Our investigations indicate that states remain very concerned about meeting current federal quality control standards and keeping their error rates low. This concern drives them to adopt policies that might interfere with food stamp receipt (for example, requiring frequent face-to-face eligibility recertification and income reporting). We believe that there may well be a trade-off between keeping overpayments low and expanding food stamp aid to the working poor. As legislators prepare to debate the reauthorization of the Food Stamp Act, we suggest that the Food and Nutrition Service, Congress, the states, public auditors, and, ultimately, the American public may have to accept a somewhat higher level of food stamp overpayments as the “price” of greater income security for working families.
The new regulations are in keeping with these recommendations. Along with the three-month transitional food stamp benefit mentioned above, they allow states to eliminate the requirement that working families report modest income changes for six months at a time, thus providing states with an incentive to lengthen their food stamp certification periods. They require states to inform households losing cash benefits that they can continue to receive food stamps if they provide the needed information, and they give state agencies the option to suspend food stamp benefits for a month, rather than close the case altogether, if the information does not arrive in time.

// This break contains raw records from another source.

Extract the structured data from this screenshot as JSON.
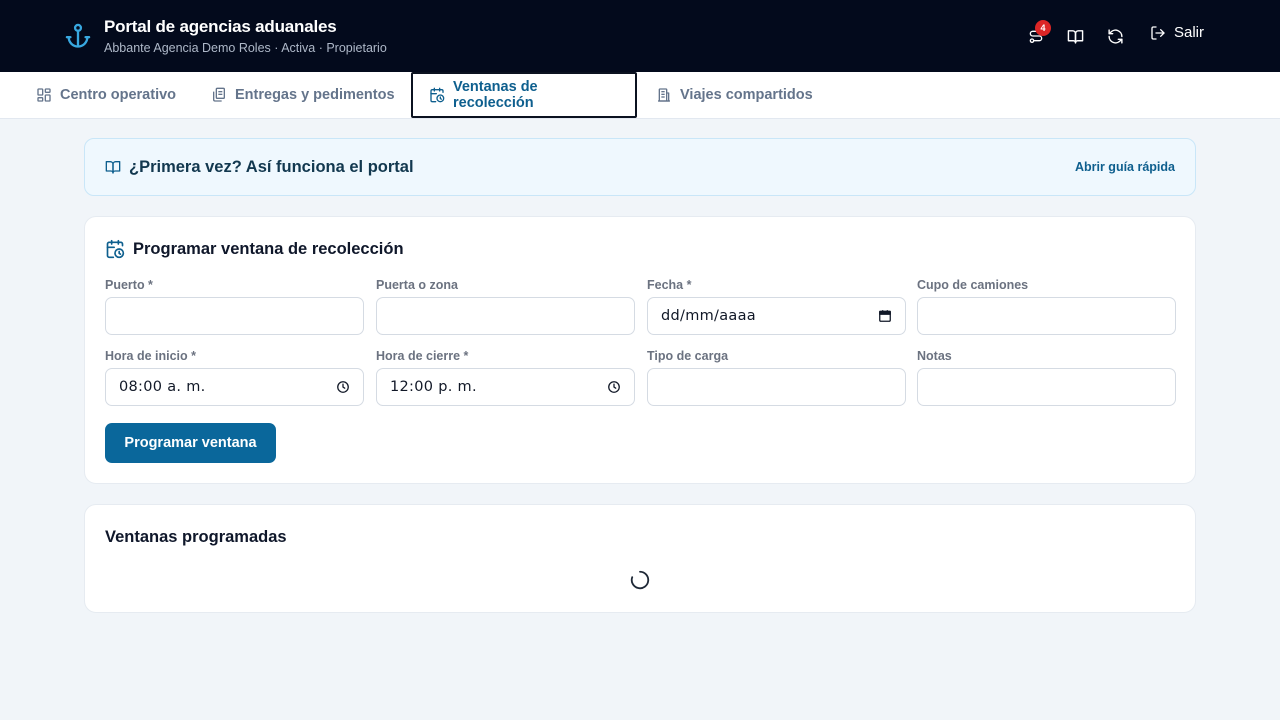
{
  "header": {
    "title": "Portal de agencias aduanales",
    "subtitle": "Abbante Agencia Demo Roles · Activa · Propietario",
    "notifications_count": "4",
    "logout_label": "Salir",
    "brand_color": "#38a8e0",
    "bg_color": "#030a1c"
  },
  "tabs": [
    {
      "label": "Centro operativo",
      "icon": "dashboard-icon",
      "active": false
    },
    {
      "label": "Entregas y pedimentos",
      "icon": "documents-icon",
      "active": false
    },
    {
      "label": "Ventanas de recolección",
      "icon": "calendar-clock-icon",
      "active": true
    },
    {
      "label": "Viajes compartidos",
      "icon": "building-icon",
      "active": false
    }
  ],
  "guide": {
    "title": "¿Primera vez? Así funciona el portal",
    "link": "Abrir guía rápida"
  },
  "form": {
    "title": "Programar ventana de recolección",
    "fields": {
      "puerto": {
        "label": "Puerto *",
        "value": ""
      },
      "puerta": {
        "label": "Puerta o zona",
        "value": ""
      },
      "fecha": {
        "label": "Fecha *",
        "value": "dd/mm/aaaa"
      },
      "cupo": {
        "label": "Cupo de camiones",
        "value": ""
      },
      "hora_inicio": {
        "label": "Hora de inicio *",
        "value": "08:00 a. m."
      },
      "hora_cierre": {
        "label": "Hora de cierre *",
        "value": "12:00 p. m."
      },
      "tipo_carga": {
        "label": "Tipo de carga",
        "value": ""
      },
      "notas": {
        "label": "Notas",
        "value": ""
      }
    },
    "submit_label": "Programar ventana",
    "accent_color": "#0a679b"
  },
  "list": {
    "title": "Ventanas programadas",
    "loading": true
  }
}
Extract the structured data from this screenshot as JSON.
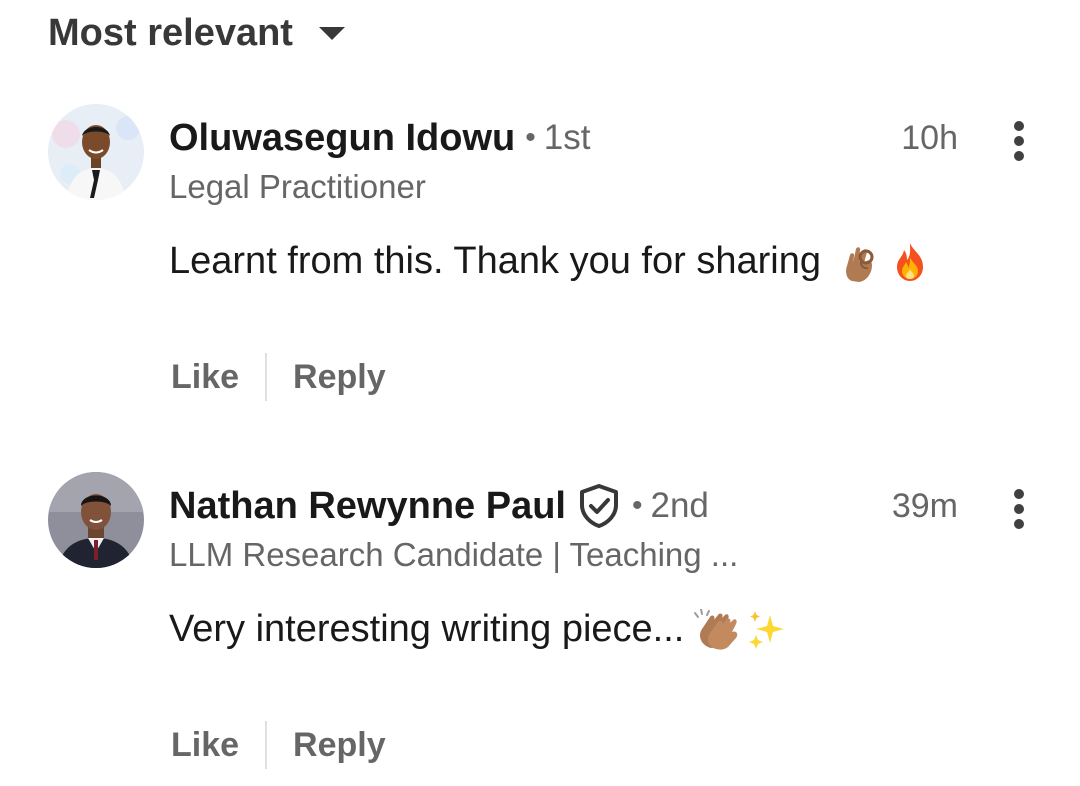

As a final point, it is worth noting that while some of the new federal rules impose requirements on the states, other rules provide states with options to ease food stamp receipt that they are free to adopt or reject. States must now decide whether or not to adopt the options. If they decide in favor of a more generous approach, they must then put in place the measures — including revised procedures and staff training on the new procedures — that would make real the new initiatives to extend nutritional assistance to poor citizens.